Since you work in the field though, do you have any pointers to good papers on Chinese NLP?
- https://aclanthology.info/pdf/I/I05/I05-7002.pdf This paper make use of the radicals to build an ontology, but it does so with a stunting amount of depth (historical context, variants, etc.) that most works overlook. Too bad no data is available.
- http://www.persee.fr/doc/clao_0153-3320_1978_num_4_1_1047 Very interesting read on the formation of Chinese-like characters by the Vietnamese. Some technics described were also used by the Japanese when adopting sinograms.
- didn't read the paper but the references section lists a number of paper about the segmentation of Mandarin http://www.anthology.aclweb.org/F/F12/F12-3001.pdf
- didn't read it yet, but seems to contains accurate information of the Chinese writing system: http://learnlab.org/uploads/mypslc/publications/perfetti-lex...

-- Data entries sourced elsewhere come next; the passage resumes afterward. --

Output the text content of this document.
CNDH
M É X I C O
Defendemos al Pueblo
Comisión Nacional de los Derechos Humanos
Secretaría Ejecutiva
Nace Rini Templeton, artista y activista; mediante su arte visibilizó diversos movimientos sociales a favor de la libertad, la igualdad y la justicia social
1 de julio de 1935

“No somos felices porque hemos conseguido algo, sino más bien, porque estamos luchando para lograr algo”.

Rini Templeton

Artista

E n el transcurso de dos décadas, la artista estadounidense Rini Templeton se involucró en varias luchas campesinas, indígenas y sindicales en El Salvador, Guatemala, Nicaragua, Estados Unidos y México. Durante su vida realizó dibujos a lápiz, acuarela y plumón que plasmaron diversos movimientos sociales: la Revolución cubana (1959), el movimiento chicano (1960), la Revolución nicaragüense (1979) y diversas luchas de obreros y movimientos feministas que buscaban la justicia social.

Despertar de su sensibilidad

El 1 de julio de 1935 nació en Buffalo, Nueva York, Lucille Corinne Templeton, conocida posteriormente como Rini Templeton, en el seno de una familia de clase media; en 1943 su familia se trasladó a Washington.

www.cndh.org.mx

Anyway, I think for getting a fair understanding of the writing system the learning of about 600 characters in either Chinese or Japanese + basic of the chosen language is required.

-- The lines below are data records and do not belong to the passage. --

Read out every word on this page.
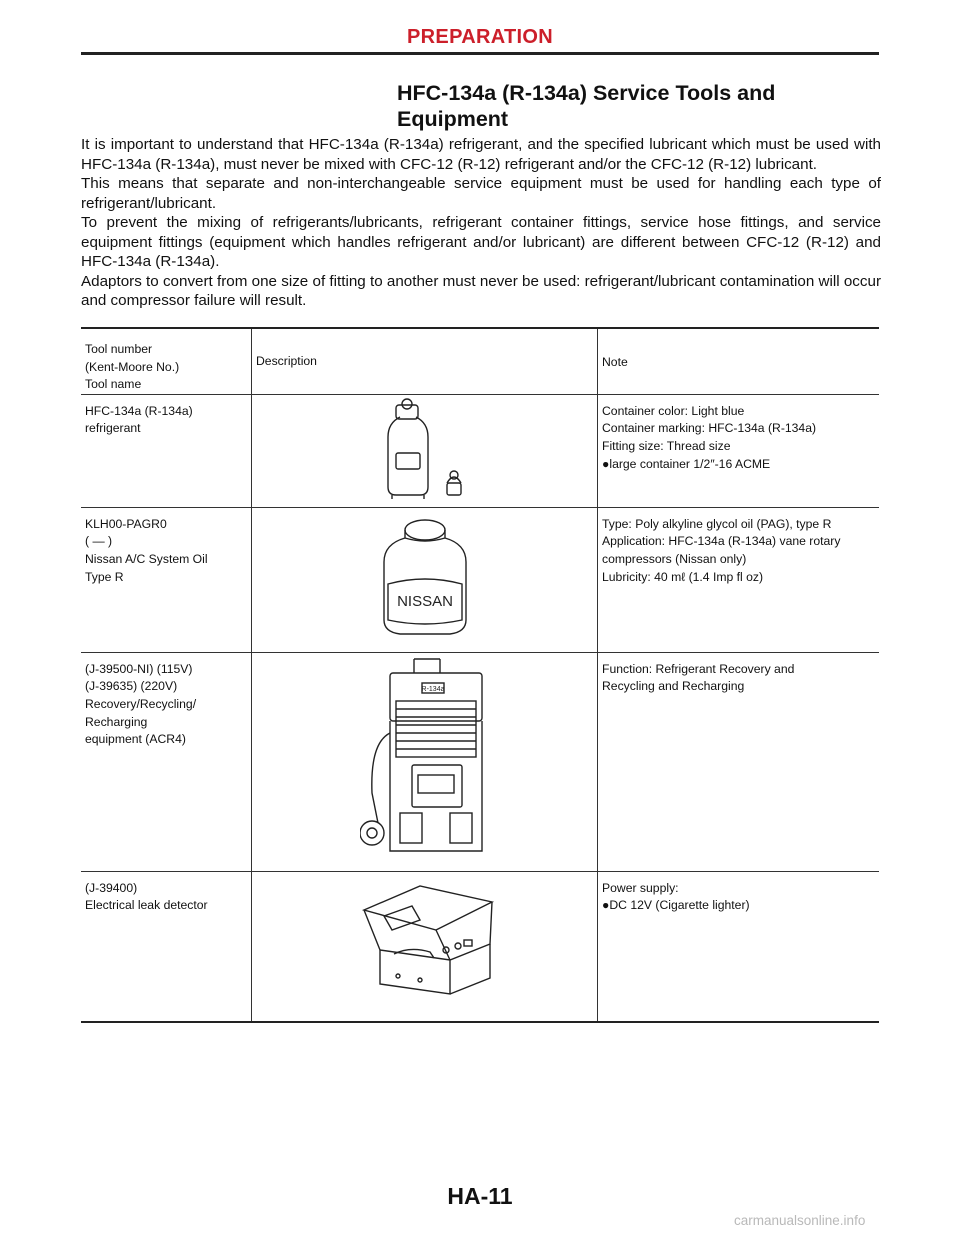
PREPARATION
HFC-134a (R-134a) Service Tools and
Equipment

It is important to understand that HFC-134a (R-134a) refrigerant, and the specified lubricant which must be used with HFC-134a (R-134a), must never be mixed with CFC-12 (R-12) refrigerant and/or the CFC-12 (R-12) lubricant.

This means that separate and non-interchangeable service equipment must be used for handling each type of refrigerant/lubricant.

To prevent the mixing of refrigerants/lubricants, refrigerant container fittings, service hose fittings, and service equipment fittings (equipment which handles refrigerant and/or lubricant) are different between CFC-12 (R-12) and HFC-134a (R-134a).

Adaptors to convert from one size of fitting to another must never be used: refrigerant/lubricant contamination will occur and compressor failure will result.

Tool number
(Kent-Moore No.)
Tool name	Description	Note

HFC-134a (R-134a)
refrigerant		Container color: Light blue
Container marking: HFC-134a (R-134a)
Fitting size: Thread size
●large container 1/2″-16 ACME

KLH00-PAGR0
( — )
Nissan A/C System Oil
Type R	NISSAN	Type: Poly alkyline glycol oil (PAG), type R
Application: HFC-134a (R-134a) vane rotary
compressors (Nissan only)
Lubricity: 40 mℓ (1.4 Imp fl oz)

(J-39500-NI) (115V)
(J-39635) (220V)
Recovery/Recycling/
Recharging
equipment (ACR4)	R-134a	Function: Refrigerant Recovery and
Recycling and Recharging

(J-39400)
Electrical leak detector		Power supply:
●DC 12V (Cigarette lighter)
HA-11
carmanualsonline.info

> How would the system handle something like "Your service is the sh* t!"
This is pretty easy to handle correctly with sufficient training data. A good demonstration is the deepmoji sentiment predictor: https://deepmoji.mit.edu/
Your service is sh* t!
Your service is shit!
Your service is the sh* t!
Your service is the shit!
Works pretty much perfectly.
Edit: how am I supposed to escape the * without leaving a space after it!?
Another task is understanding the semantics of expressions.
Some basic ones are
Man > Woman
Dog > cat
Monday > Tuesday
Disclaimer I currently work for an NLP company.
But you can query our knowledge base of semantic words here. With your stated languages and more.
For couple of our Norwegian and Spanish customers we hit Google translate to translate feedback into English and then feed it through our ML engine to classify. Accuracy obviously is not as good as it should but it gives them good insight.
I am not aware of a corpus for political sentiment specifically. There's a general twitter sentiment dataset, the link appears to be broken but it's what everyone cites, not sure why it's down.
This paper uses tweets and emoticons in the tweet as a soft label for sentiment, there's obvious issues with that, but it's a cheap way to get lots of noisy labels.
I was, I was guessing that you had an general topic/clause segmentation model + sentiment analysis, sounds like you're saying the topic/clause (or issue) segmentation model is pretty domain specific, so what new datasets you'd need to for political issues build is beyond me, but I think it'd be well worth it. Connecting politicians and constituents is a pretty universal need.
Despite this, we still run into some feedback that is complete gibberish, or does not refer to anything. Fortunately, since this is a multi-label classification problem, it is possible for us to classify the feedback as not having any tag associated with it. Therefore, including some of these samples in our training data helps fortify our engine against any live data that may come in without meaning, and allows us to classify that feedback as having no tag associated with it.
In our upcoming blog about our "human in the loop" machine learning system, we also address how we can manually filter samples of data to make our training more efficient.
As far as the domain affecting the algorithm, it can vary from some algorithms maintaining decent performance over most industries, to some algorithms working very well for some industries and terribly for others. Although it is just feedback, the topic of the feedback and even the ways people talk about the same topic (such as price of the product) will vary across each industry.